Bitcoin was launched in 2009 with a highly detailed whitepaper written by Satoshi Nakamoto, the creator of Bitcoin. Satoshi Nakamoto intended for Bitcoin to become the leading decentralized digital currency. Bitcoin’s supporters see the cryptocurrency as digital gold, a hedge against inflation.

Over the course of its 12-year history, institutional and private investors have grown increasingly confident in Bitcoin, resulting in the cryptocurrency selling at record prices this year.

Dogecoin, on the other hand, was created by software engineers Billy Markus and Jackson Palmer as a joke in 2013. Inspired by the “Doge” meme depicting a Shiba Inu, Markus and Palmer didn’t want to take dogecoin seriously.

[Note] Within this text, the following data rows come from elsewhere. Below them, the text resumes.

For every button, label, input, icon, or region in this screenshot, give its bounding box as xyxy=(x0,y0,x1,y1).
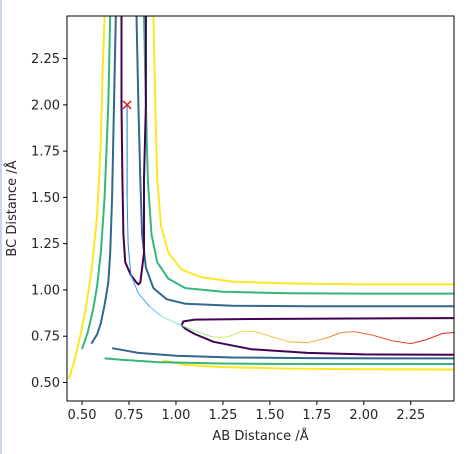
y-axis-label: BC Distance /Å xyxy=(4,160,20,256)
trajectory-segment xyxy=(391,340,411,345)
x-tick-label: 1.25 xyxy=(208,408,237,423)
trajectory-segment xyxy=(410,339,426,345)
plot-frame xyxy=(66,15,455,402)
trajectory-segment xyxy=(130,274,139,294)
trajectory-segment xyxy=(269,335,289,343)
trajectory-segment xyxy=(288,341,308,344)
trajectory-segment xyxy=(373,334,393,342)
trajectory-segment xyxy=(198,332,214,338)
y-tick-label: 2.00 xyxy=(31,98,60,113)
contour-line-0-points2 xyxy=(152,16,454,286)
contour-line-2-points xyxy=(90,16,117,345)
y-tick-label: 1.25 xyxy=(31,237,60,252)
contour-line-2-points2 xyxy=(135,16,454,308)
trajectory-segment xyxy=(326,332,342,339)
trajectory-segment xyxy=(425,332,443,341)
trajectory-segment xyxy=(126,197,129,244)
trajectory-segment xyxy=(138,293,151,307)
x-tick-label: 0.75 xyxy=(115,408,144,423)
x-tick-label: 1.00 xyxy=(161,408,190,423)
contour-line-3-points2 xyxy=(180,317,454,356)
trajectory-segment xyxy=(226,331,242,338)
x-tick-label: 1.75 xyxy=(302,408,331,423)
y-tick-label: 1.50 xyxy=(31,191,60,206)
y-tick-label: 1.00 xyxy=(31,283,60,298)
contour-line-0-points3 xyxy=(162,359,454,371)
trajectory-segment xyxy=(172,320,186,328)
trajectory-segment xyxy=(442,332,454,334)
contour-line-0-points xyxy=(67,16,106,380)
window-edge xyxy=(0,0,2,454)
trajectory-segment xyxy=(254,331,271,337)
trajectory-segment xyxy=(127,243,132,276)
y-tick-label: 1.75 xyxy=(31,145,60,160)
trajectory-segment xyxy=(149,306,162,317)
x-tick-label: 1.50 xyxy=(255,408,284,423)
trajectory-segment xyxy=(307,337,327,344)
contour-line-3-points xyxy=(120,16,147,286)
start-marker xyxy=(122,100,132,110)
trajectory-segment xyxy=(185,326,199,333)
x-tick-label: 2.00 xyxy=(349,408,378,423)
contour-line-1-points2 xyxy=(143,16,454,295)
y-tick-label: 2.25 xyxy=(31,52,60,67)
trajectory-segment xyxy=(354,331,374,336)
trajectory-segment xyxy=(341,331,355,333)
x-tick-label: 2.25 xyxy=(396,408,425,423)
x-tick-label: 0.50 xyxy=(68,408,97,423)
contour-line-1-points xyxy=(81,16,112,350)
contour-line-1-points3 xyxy=(104,357,454,365)
y-tick-label: 0.75 xyxy=(31,330,60,345)
contour-line-2-points3 xyxy=(111,347,454,360)
y-tick-label: 0.50 xyxy=(31,376,60,391)
trajectory-segment xyxy=(160,315,173,322)
x-axis-label: AB Distance /Å xyxy=(212,428,308,444)
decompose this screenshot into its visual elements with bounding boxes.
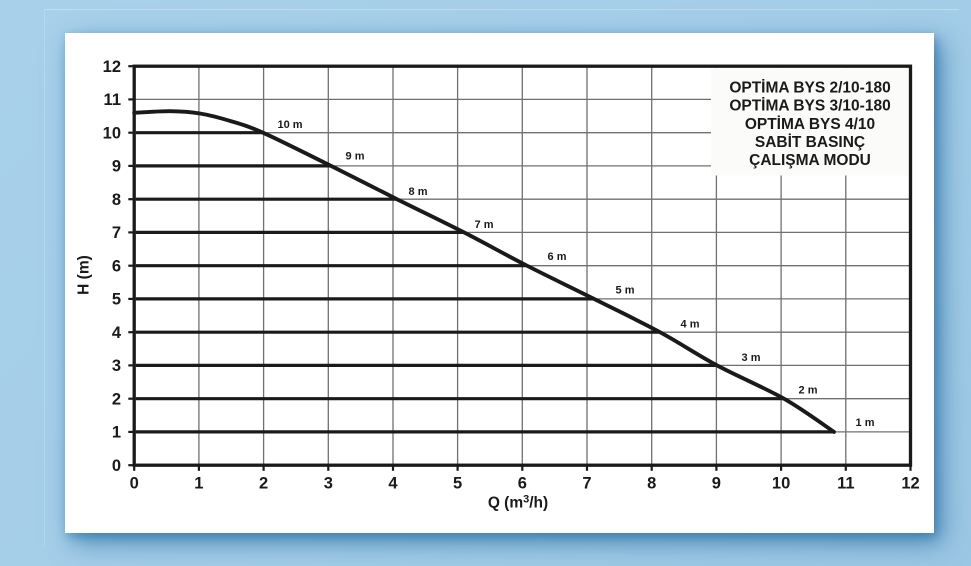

In a recent post on Reddit, Markus wrote that it was “made for idiots.” I threw it together with no expectations or plans. It took about three hours to complete.”

As a result, dogecoin has not been able to develop the technology to make it as secure as Bitcoin.

Over the years, Markus has been amazed at how fast the dogecoin community has grown, bonding over their shared love of Shiba Inus. More recently, the cryptocurrency has exploded thanks to the social media exploits of the likes of Musk and Mark Cuban.

“‘Dogecoin’ is kind of an inside joke at the moment,” says Ledbetter.

But “for many people, investing has become a form of entertainment,” says DeMello.” In the case of Dogecoin, the meme is the message.